When a woman alleges that in 1985 Dustin Hoffman used an anatomical reference while chatting with her, or a teenage singer says 60 years ago Burt Lancaster touched his thigh and offered him a role in exchange for sex, it’s easy to denounce such incidents as obscene examples of sexual harassment, given the way they would be perceived today. And some of them were, are, and will always be obscene.

But sexual harassment is socially constructed – it has no fixed, timeless definition. To understand the contingent nature of today’s verboten workplace behavior, consider what sexual harassment will look like thirty years from now. Anyone who thinks the list of offensive workplace behaviors in 2047 will precisely match today’s either doesn’t understand how history works or has an aggressive ideological agenda.

Thinking about the future of sexual harassment should humble today’s activists (though it probably won’t). Some everyday workplace interactions will later be considered piggish, actionable, even illegal – and some of what upsets us today may no longer raise eyebrows.

Think about it: what, exactly, is offensive about a man whistling at a female colleague? He’s moving air through his lips to make a sound. It’s only inappropriate because our society has assigned that noise the sexualized meaning of a degrading “compliment.” In the future, whistling may be as unremarkable as a handshake – or a handshake may be considered sexual misconduct.

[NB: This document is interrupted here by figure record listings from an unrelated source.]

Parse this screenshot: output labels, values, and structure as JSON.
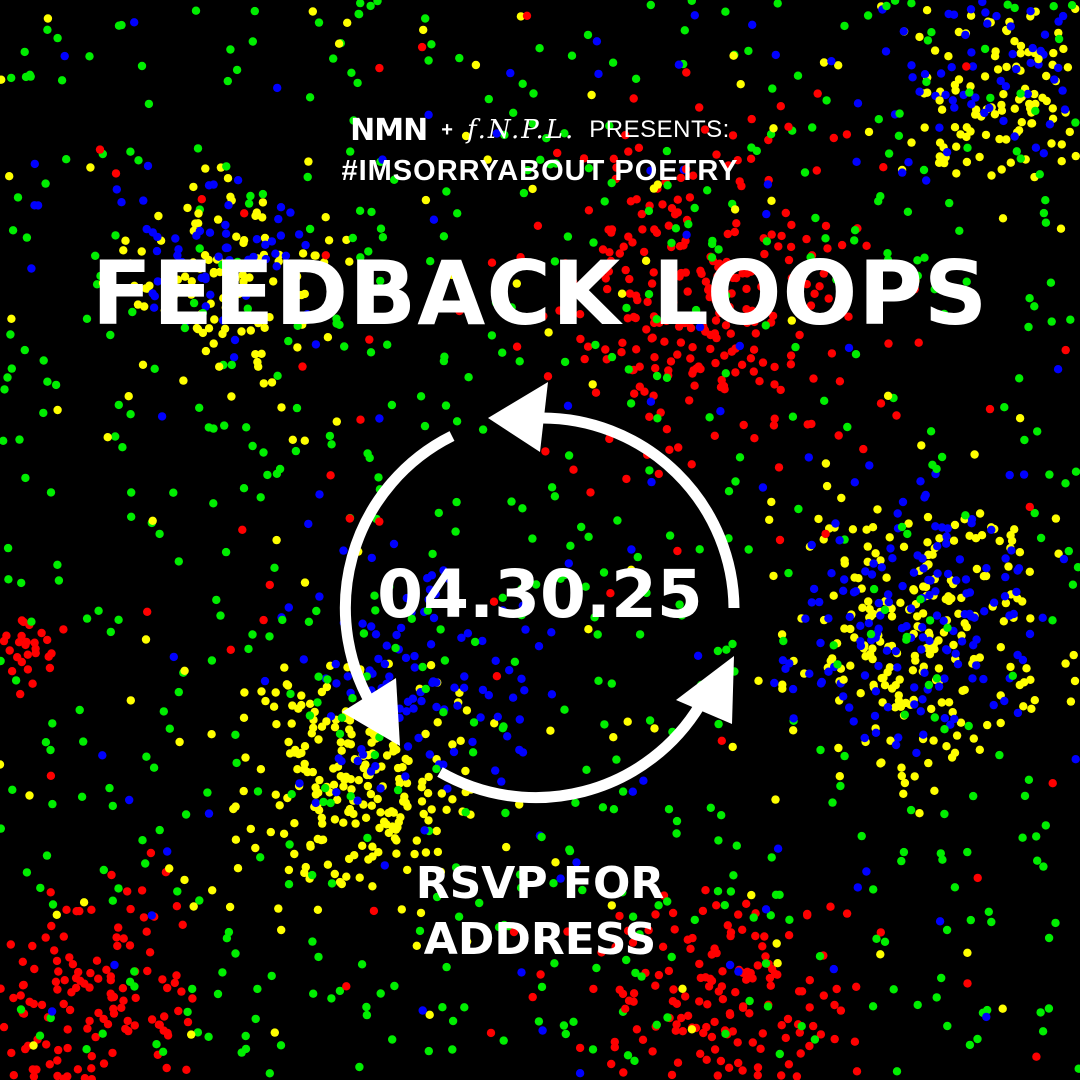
{
  "header": {
    "logo_nmn": "NMN",
    "plus": "+",
    "logo_fnpl": "f.N.P.L.",
    "presents": "PRESENTS:"
  },
  "hashtag": "#IMSORRYABOUT POETRY",
  "title": "FEEDBACK LOOPS",
  "date": "04.30.25",
  "rsvp_line1": "RSVP FOR",
  "rsvp_line2": "ADDRESS",
  "loop_icon": "circular-arrows-icon",
  "colors": {
    "background": "#000000",
    "text": "#ffffff",
    "dot_red": "#ff0000",
    "dot_green": "#00ee00",
    "dot_blue": "#0000ff",
    "dot_yellow": "#ffff00"
  }
}
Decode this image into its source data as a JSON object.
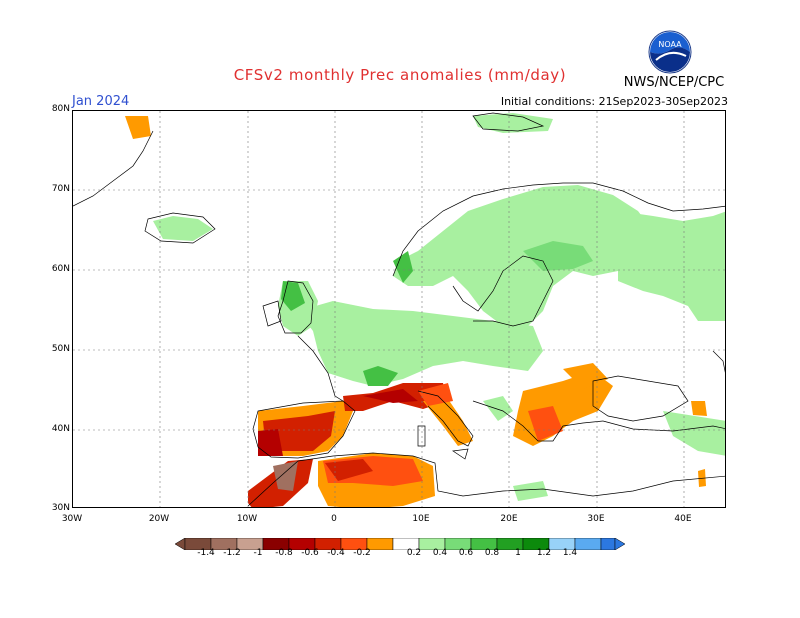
{
  "title": "CFSv2 monthly Prec anomalies (mm/day)",
  "month": "Jan 2024",
  "initial_conditions": "Initial conditions: 21Sep2023-30Sep2023",
  "agency": "NWS/NCEP/CPC",
  "logo_text": "NOAA",
  "lat_labels": [
    "80N",
    "70N",
    "60N",
    "50N",
    "40N",
    "30N"
  ],
  "lon_labels": [
    "30W",
    "20W",
    "10W",
    "0",
    "10E",
    "20E",
    "30E",
    "40E"
  ],
  "legend": {
    "colors": [
      "#7a4a3a",
      "#a07060",
      "#c8a090",
      "#8a0000",
      "#b40000",
      "#d22000",
      "#ff5010",
      "#ff9a00",
      "#ffffff",
      "#a8f0a0",
      "#78dc78",
      "#44c044",
      "#22a022",
      "#0c8a0c",
      "#98d2f8",
      "#5aaaf0",
      "#2c78e0"
    ],
    "labels": [
      "-1.4",
      "-1.2",
      "-1",
      "-0.8",
      "-0.6",
      "-0.4",
      "-0.2",
      "0.2",
      "0.4",
      "0.6",
      "0.8",
      "1",
      "1.2",
      "1.4"
    ]
  },
  "anomaly_colors": {
    "wet_light": "#a8f0a0",
    "wet_medium": "#78dc78",
    "wet_strong": "#44c044",
    "dry_light": "#ff9a00",
    "dry_medium": "#ff5010",
    "dry_strong": "#d22000",
    "dry_very_strong": "#b40000",
    "dry_extreme": "#8a0000",
    "dry_brown": "#a07060"
  }
}
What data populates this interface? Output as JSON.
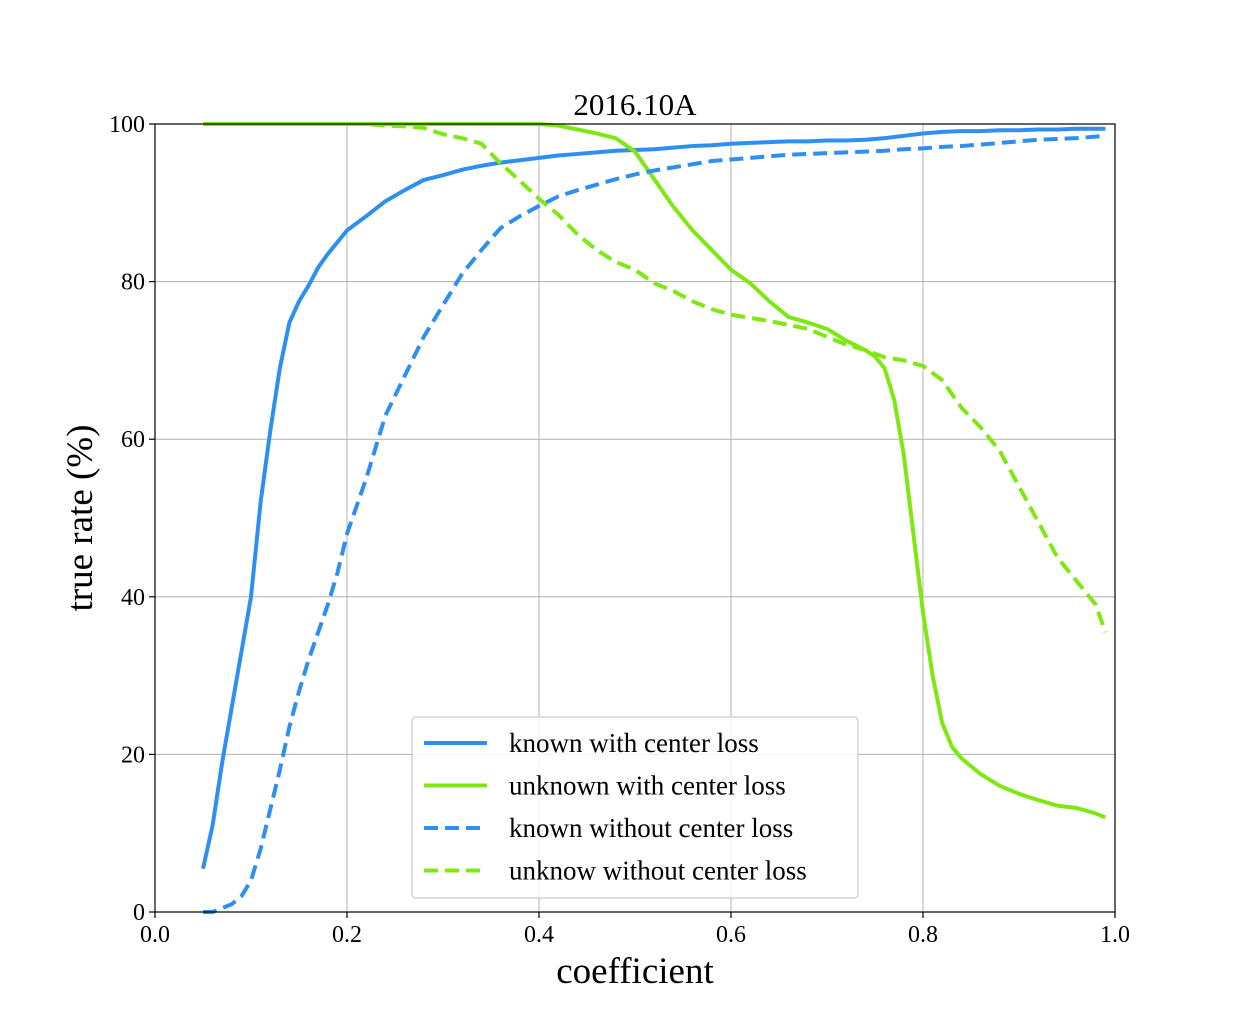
{
  "chart_data": {
    "type": "line",
    "title": "2016.10A",
    "xlabel": "coefficient",
    "ylabel": "true rate (%)",
    "xlim": [
      0.0,
      1.0
    ],
    "ylim": [
      0,
      100
    ],
    "xticks": [
      "0.0",
      "0.2",
      "0.4",
      "0.6",
      "0.8",
      "1.0"
    ],
    "yticks": [
      "0",
      "20",
      "40",
      "60",
      "80",
      "100"
    ],
    "grid": true,
    "legend_position": "lower-center",
    "series": [
      {
        "name": "known with center loss",
        "color": "#2f8ff0",
        "style": "solid",
        "x": [
          0.05,
          0.06,
          0.07,
          0.08,
          0.09,
          0.1,
          0.11,
          0.12,
          0.13,
          0.14,
          0.15,
          0.16,
          0.17,
          0.18,
          0.19,
          0.2,
          0.22,
          0.24,
          0.26,
          0.28,
          0.3,
          0.32,
          0.34,
          0.36,
          0.38,
          0.4,
          0.42,
          0.44,
          0.46,
          0.48,
          0.5,
          0.52,
          0.54,
          0.56,
          0.58,
          0.6,
          0.62,
          0.64,
          0.66,
          0.68,
          0.7,
          0.72,
          0.74,
          0.76,
          0.78,
          0.8,
          0.82,
          0.84,
          0.86,
          0.88,
          0.9,
          0.92,
          0.94,
          0.96,
          0.98,
          0.99
        ],
        "y": [
          5.5,
          11,
          19,
          26,
          33,
          40,
          52,
          61,
          69,
          74.8,
          77.5,
          79.5,
          81.8,
          83.5,
          85,
          86.5,
          88.3,
          90.2,
          91.6,
          92.9,
          93.5,
          94.2,
          94.7,
          95.1,
          95.4,
          95.7,
          96.0,
          96.2,
          96.4,
          96.6,
          96.7,
          96.8,
          97.0,
          97.2,
          97.3,
          97.5,
          97.6,
          97.7,
          97.8,
          97.8,
          97.9,
          97.9,
          98.0,
          98.2,
          98.5,
          98.8,
          99.0,
          99.1,
          99.1,
          99.2,
          99.2,
          99.3,
          99.3,
          99.4,
          99.4,
          99.4
        ]
      },
      {
        "name": "unknown with center loss",
        "color": "#7fe812",
        "style": "solid",
        "x": [
          0.05,
          0.1,
          0.2,
          0.3,
          0.4,
          0.42,
          0.44,
          0.46,
          0.48,
          0.5,
          0.52,
          0.54,
          0.56,
          0.58,
          0.6,
          0.62,
          0.64,
          0.66,
          0.68,
          0.7,
          0.72,
          0.74,
          0.75,
          0.76,
          0.77,
          0.78,
          0.79,
          0.8,
          0.81,
          0.82,
          0.83,
          0.84,
          0.85,
          0.86,
          0.88,
          0.9,
          0.92,
          0.94,
          0.96,
          0.98,
          0.99
        ],
        "y": [
          100,
          100,
          100,
          100,
          100,
          99.8,
          99.3,
          98.8,
          98.2,
          96.5,
          93,
          89.5,
          86.5,
          84,
          81.5,
          79.8,
          77.5,
          75.5,
          74.8,
          74.0,
          72.5,
          71.3,
          70.5,
          69.0,
          65.0,
          58.0,
          48.0,
          38.0,
          30.0,
          24.0,
          21.0,
          19.5,
          18.5,
          17.5,
          16.0,
          15.0,
          14.2,
          13.5,
          13.2,
          12.5,
          12.0
        ]
      },
      {
        "name": "known without center loss",
        "color": "#2f8ff0",
        "style": "dashed",
        "x": [
          0.05,
          0.06,
          0.07,
          0.08,
          0.09,
          0.1,
          0.11,
          0.12,
          0.13,
          0.14,
          0.15,
          0.16,
          0.17,
          0.18,
          0.19,
          0.2,
          0.22,
          0.24,
          0.26,
          0.28,
          0.3,
          0.32,
          0.34,
          0.36,
          0.38,
          0.4,
          0.42,
          0.44,
          0.46,
          0.48,
          0.5,
          0.52,
          0.54,
          0.56,
          0.58,
          0.6,
          0.62,
          0.64,
          0.66,
          0.68,
          0.7,
          0.72,
          0.74,
          0.76,
          0.78,
          0.8,
          0.82,
          0.84,
          0.86,
          0.88,
          0.9,
          0.92,
          0.94,
          0.96,
          0.98,
          0.99
        ],
        "y": [
          0,
          0,
          0.5,
          1,
          2,
          4,
          8,
          13,
          18,
          23.5,
          28,
          32,
          35.5,
          39,
          43,
          48,
          55,
          63,
          68,
          73,
          77,
          81,
          84,
          86.8,
          88.3,
          89.6,
          90.8,
          91.6,
          92.3,
          93.0,
          93.6,
          94.1,
          94.5,
          94.9,
          95.3,
          95.5,
          95.7,
          95.9,
          96.1,
          96.2,
          96.3,
          96.4,
          96.5,
          96.6,
          96.8,
          96.9,
          97.1,
          97.2,
          97.4,
          97.6,
          97.8,
          98.0,
          98.1,
          98.2,
          98.4,
          98.5
        ]
      },
      {
        "name": "unknow without center loss",
        "color": "#7fe812",
        "style": "dashed",
        "x": [
          0.05,
          0.1,
          0.15,
          0.2,
          0.22,
          0.24,
          0.26,
          0.28,
          0.3,
          0.32,
          0.34,
          0.36,
          0.38,
          0.4,
          0.42,
          0.44,
          0.46,
          0.48,
          0.5,
          0.52,
          0.54,
          0.56,
          0.58,
          0.6,
          0.62,
          0.64,
          0.66,
          0.68,
          0.7,
          0.72,
          0.74,
          0.76,
          0.78,
          0.8,
          0.82,
          0.84,
          0.86,
          0.88,
          0.9,
          0.92,
          0.94,
          0.96,
          0.98,
          0.99
        ],
        "y": [
          100,
          100,
          100,
          100,
          100,
          99.8,
          99.7,
          99.5,
          98.7,
          98.2,
          97.5,
          95.0,
          92.8,
          90.5,
          88.5,
          86.0,
          84.0,
          82.5,
          81.5,
          79.8,
          78.8,
          77.5,
          76.5,
          75.8,
          75.4,
          75.0,
          74.5,
          74.0,
          73.0,
          72.0,
          71.3,
          70.4,
          70.0,
          69.3,
          67.5,
          64.0,
          61.5,
          58.5,
          54.0,
          49.5,
          45.0,
          42.0,
          39.0,
          35.5
        ]
      }
    ]
  }
}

(In fact, in some workplaces dominated by Orthodox Jews, male and female employees regularly seen shaking hands with each other might be accused of inappropriate conduct for making other employees uncomfortable.)

Many recent sexual harassment complaints involve men “propositioning” co-workers. Certainly, a boss soliciting sex from an underling can put undue pressure on her to participate in unwanted sexual activities. But millions of marriages started when one worker asked another on a date – including when the two had unequal power. Should the women in those marriages “expose” their husbands for the sexual harassment they experienced? Should they sue, or bring charges?

Of course not. Context matters, and thus the very same action might, or might not, be inappropriate depending on lots of factors, including the year in which it occurred.

It’s natural to feel sympathetic toward women who recount still-vivid traumatic experiences from long ago. But #MeToo has gone well beyond sympathy. The accused are losing work and having their reputations ruined, sometimes for doing things that seemed innocent at the time.

Aggressive feminists have argued that workplace jokery and violent assault are on the same spectrum. They present sexual harassment as a timeless feature of the workplace, the only difference being that today’s women have the confidence to speak up.

That’s not fair. The very meanings of sex, work, and romance in American life have changed, sometimes dramatically, since the 1950s and 1960s. And they’ll continue to change.

Just as we don’t want our granddaughters to accuse us of hurting women by doing things we don’t yet know are “wrong,” let’s ease up on our grandfathers who, in the 1950s, treated their secretaries the way men treated their secretaries in the 1950s.